5. Marvin Lewis is one of the most respected and obviously longest tenured head coaches in all of the NFL but the fans in Cincinnati are understandably hungry for post-season success. Is this Lewis' best team?

It might be, and they've been building toward this with a homegrown group that just so happens to be a healthy one through the first month. Of the 58 players on the roster, including reserve lists, 47 were either drafted or originally signed as undrafted free agents by the Bengals. Of the 47 homegrown Bengals, a total of 42 -- 20 on offense, 22 on defense -- were draft picks, tying the Packers for the most originally drafted players on an NFL roster. With specific regard to early picks, the Bengals have been pretty successful with seven of the 11 offensive starters selected by the team in the first two rounds, notably Green, a four-time Pro Bowler and the fourth overall pick in 2011.
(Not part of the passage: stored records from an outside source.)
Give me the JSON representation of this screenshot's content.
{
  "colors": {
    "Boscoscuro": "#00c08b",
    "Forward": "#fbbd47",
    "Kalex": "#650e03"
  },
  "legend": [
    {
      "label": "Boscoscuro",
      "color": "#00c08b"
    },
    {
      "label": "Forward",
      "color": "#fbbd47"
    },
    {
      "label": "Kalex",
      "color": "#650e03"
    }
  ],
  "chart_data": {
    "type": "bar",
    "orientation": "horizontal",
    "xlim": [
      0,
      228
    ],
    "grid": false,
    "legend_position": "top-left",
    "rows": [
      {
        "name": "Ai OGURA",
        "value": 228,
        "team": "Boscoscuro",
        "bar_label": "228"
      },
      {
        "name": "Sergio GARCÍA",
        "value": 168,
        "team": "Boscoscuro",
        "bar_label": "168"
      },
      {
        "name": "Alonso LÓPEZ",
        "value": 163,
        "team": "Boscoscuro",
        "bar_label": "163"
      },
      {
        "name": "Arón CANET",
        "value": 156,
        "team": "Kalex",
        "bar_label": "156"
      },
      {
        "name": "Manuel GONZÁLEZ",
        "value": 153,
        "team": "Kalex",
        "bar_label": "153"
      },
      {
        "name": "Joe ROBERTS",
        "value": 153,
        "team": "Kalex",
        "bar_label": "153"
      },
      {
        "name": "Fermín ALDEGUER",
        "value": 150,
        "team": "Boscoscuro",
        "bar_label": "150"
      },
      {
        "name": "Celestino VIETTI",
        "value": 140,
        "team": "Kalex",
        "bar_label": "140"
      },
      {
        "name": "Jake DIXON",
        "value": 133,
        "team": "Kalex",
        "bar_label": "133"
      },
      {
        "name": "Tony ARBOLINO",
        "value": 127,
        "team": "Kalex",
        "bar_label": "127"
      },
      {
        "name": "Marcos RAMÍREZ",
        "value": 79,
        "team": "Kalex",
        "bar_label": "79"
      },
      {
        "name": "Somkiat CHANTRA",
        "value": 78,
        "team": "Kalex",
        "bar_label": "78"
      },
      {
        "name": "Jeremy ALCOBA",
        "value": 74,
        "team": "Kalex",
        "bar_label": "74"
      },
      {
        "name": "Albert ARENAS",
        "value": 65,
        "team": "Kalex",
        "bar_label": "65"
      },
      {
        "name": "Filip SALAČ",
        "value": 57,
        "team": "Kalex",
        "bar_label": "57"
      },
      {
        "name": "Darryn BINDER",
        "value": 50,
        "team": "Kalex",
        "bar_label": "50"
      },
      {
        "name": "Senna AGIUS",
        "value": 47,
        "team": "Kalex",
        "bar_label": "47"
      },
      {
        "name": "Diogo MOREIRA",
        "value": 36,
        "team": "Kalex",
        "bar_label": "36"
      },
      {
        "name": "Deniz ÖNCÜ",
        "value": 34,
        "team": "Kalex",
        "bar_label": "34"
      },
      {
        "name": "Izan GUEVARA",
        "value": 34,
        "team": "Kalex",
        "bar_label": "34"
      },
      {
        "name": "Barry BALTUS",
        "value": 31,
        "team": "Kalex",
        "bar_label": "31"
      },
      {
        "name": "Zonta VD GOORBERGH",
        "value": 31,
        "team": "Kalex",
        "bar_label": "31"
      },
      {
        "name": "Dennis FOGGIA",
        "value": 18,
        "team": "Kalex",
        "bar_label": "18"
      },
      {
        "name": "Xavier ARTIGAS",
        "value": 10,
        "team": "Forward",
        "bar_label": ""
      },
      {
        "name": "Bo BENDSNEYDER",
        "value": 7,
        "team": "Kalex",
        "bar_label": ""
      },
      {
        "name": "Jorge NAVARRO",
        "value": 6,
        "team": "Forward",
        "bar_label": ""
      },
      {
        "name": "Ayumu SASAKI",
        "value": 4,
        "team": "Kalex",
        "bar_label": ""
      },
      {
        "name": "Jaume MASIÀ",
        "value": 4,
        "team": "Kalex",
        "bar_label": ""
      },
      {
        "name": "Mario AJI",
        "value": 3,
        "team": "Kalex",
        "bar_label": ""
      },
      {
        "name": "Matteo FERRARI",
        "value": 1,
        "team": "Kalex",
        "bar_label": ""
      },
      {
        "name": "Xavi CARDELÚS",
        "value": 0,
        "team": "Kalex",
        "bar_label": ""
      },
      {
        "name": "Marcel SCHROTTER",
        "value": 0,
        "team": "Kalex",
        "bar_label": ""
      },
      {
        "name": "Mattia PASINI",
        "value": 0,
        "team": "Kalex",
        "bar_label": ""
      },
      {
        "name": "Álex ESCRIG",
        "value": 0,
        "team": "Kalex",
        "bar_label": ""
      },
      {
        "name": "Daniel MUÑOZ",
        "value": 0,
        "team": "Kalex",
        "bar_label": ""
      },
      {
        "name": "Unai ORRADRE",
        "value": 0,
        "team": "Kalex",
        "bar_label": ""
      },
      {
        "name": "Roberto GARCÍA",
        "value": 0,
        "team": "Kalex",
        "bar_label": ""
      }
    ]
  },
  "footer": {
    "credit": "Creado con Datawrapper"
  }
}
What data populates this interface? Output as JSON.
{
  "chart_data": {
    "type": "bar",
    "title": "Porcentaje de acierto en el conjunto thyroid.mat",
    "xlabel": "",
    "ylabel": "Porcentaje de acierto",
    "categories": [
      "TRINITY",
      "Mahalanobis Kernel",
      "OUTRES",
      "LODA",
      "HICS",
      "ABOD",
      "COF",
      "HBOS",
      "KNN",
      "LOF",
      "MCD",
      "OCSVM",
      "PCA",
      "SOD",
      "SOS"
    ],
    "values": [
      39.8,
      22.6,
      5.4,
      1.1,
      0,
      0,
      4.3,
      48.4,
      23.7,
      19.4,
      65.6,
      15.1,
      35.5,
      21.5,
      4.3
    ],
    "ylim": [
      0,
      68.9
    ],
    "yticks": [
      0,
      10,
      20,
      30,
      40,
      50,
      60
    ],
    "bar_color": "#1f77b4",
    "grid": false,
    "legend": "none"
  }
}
What's more, the Bengals have found later-round gems in the draft. Eight starters were selected in the fourth round or later, including Atkins, a two-time All-Pro honoree and a fourth-round pick in 2010. The Bengals also have done reasonably well with undrafted players, particularly linebackers. Tackle leader Vincent Rey out of brain-training Duke went undrafted, signing with Bengals in 2010 as a college free-agent linebacker.